Courage isn’t always easy to find in business, whether you’re looking among individual contributors or managers. After all, we’re taught from a young age to keep our mouths shut, follow directions, stay in line, wait for permission. Much easier just to follow the rules and let others take risks than to take them ourselves–we gotta keep our jobs, after all.
So we teach our people to keep their mouths shut and follow directions, then we promote our best performers and put them in positions of leadership over their peers. Sometimes without ever teaching them how to lead or expecting it of them. Oh, we give them some instructions in management techniques, tools, crucial conversations, and the like, but those really amount to more rules to follow, more ways to stay in line and seek permission. We teach management, not leadership.
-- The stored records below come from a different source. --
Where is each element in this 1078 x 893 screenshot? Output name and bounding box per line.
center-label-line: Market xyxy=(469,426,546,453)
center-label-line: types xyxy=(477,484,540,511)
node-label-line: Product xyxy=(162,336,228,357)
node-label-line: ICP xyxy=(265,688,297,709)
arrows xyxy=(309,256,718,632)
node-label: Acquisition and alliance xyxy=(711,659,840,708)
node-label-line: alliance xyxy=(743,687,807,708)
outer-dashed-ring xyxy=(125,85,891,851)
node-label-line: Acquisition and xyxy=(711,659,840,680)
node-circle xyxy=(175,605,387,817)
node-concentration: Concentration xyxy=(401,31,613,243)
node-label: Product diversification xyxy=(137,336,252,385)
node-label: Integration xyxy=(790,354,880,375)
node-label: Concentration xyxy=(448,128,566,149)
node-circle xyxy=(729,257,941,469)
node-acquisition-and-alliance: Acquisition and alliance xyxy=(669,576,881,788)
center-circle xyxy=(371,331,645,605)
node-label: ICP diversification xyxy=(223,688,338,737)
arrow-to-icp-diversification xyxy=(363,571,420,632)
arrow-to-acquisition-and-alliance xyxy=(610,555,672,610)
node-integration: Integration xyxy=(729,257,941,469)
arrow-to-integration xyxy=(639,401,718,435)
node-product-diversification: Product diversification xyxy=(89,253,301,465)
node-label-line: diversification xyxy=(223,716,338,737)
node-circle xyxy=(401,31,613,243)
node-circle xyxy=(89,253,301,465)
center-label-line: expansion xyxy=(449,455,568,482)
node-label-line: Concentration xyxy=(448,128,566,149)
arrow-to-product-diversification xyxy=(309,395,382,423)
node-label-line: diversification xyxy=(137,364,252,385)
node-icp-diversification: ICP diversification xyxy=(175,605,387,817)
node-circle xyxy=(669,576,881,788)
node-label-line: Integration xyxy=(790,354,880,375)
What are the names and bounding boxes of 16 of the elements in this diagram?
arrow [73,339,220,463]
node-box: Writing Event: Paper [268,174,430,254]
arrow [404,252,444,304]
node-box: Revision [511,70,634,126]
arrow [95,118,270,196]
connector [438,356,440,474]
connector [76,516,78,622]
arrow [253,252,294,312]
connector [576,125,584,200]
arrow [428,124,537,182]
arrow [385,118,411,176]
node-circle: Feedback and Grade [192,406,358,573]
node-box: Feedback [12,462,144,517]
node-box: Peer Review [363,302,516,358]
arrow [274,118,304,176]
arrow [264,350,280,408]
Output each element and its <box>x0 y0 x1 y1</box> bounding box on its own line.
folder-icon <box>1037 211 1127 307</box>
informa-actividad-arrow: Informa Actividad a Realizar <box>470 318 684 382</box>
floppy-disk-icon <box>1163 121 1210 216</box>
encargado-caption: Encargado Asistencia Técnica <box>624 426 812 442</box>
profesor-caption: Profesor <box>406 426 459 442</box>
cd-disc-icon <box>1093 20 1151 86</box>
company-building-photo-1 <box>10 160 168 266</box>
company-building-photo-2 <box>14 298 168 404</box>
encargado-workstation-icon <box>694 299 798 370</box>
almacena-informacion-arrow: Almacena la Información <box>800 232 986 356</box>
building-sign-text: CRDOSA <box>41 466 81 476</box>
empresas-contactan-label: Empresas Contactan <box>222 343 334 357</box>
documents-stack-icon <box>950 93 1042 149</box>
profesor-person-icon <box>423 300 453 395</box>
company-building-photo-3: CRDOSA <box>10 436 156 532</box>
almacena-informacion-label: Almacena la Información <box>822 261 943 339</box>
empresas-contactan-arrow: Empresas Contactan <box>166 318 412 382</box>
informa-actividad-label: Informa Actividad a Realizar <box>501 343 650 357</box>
But aren’t those the tools young managers need? Don’t they need to know how to do an annual review, how to check timekeeping entries, how to make sure their people are working and not taking advantage?
Of course they do. But they also need to understand how to make hard choices, both for themselves and for their team.
And hard choices are entirely about courage.
Hard choices mean, when you’ve just spent six weeks working twelve-hour days, showing up in the office before your team and leaving after, and you’ve just succeeded in whatever project you’re working on, you give the credit to your team. You say to your VP: hey, we did a fantastic job getting this done. I’m honored to have been part of this team. And the one who worked hardest and best was [someone other than yourself].
And you say to your team: y’all did a fantastic job getting this done. I’m proud to be part of this team.
Note the generous use of we and y’all. When you’re the leader, it’s not about you any more.
Unless your team didn’t do so well. Somebody screwed something up on that big project, and it didn’t turn out as well as you, or your boss, hoped. That’s when it becomes about you. Because that’s when you have to stand up in front of your VP and say, this didn’t go as well as I wanted it to, and I’m the team leader, so it’s my fault. No, I won’t tell you which of my team members is to blame, because it’s my fault. I will take the consequences myself before I throw one of mine under the bus.
Then, assuming you still have a job, you have to go back to your team and deal with the issue, whether that means training or counseling or letting your weak link go.
Do that, and you have your team’s loyalty from then on. Don’t do it, and the best you can hope for is compliance.
One courageous moment can mean the difference between a manager and a leader. When you get the chance, swallow hard and stand up.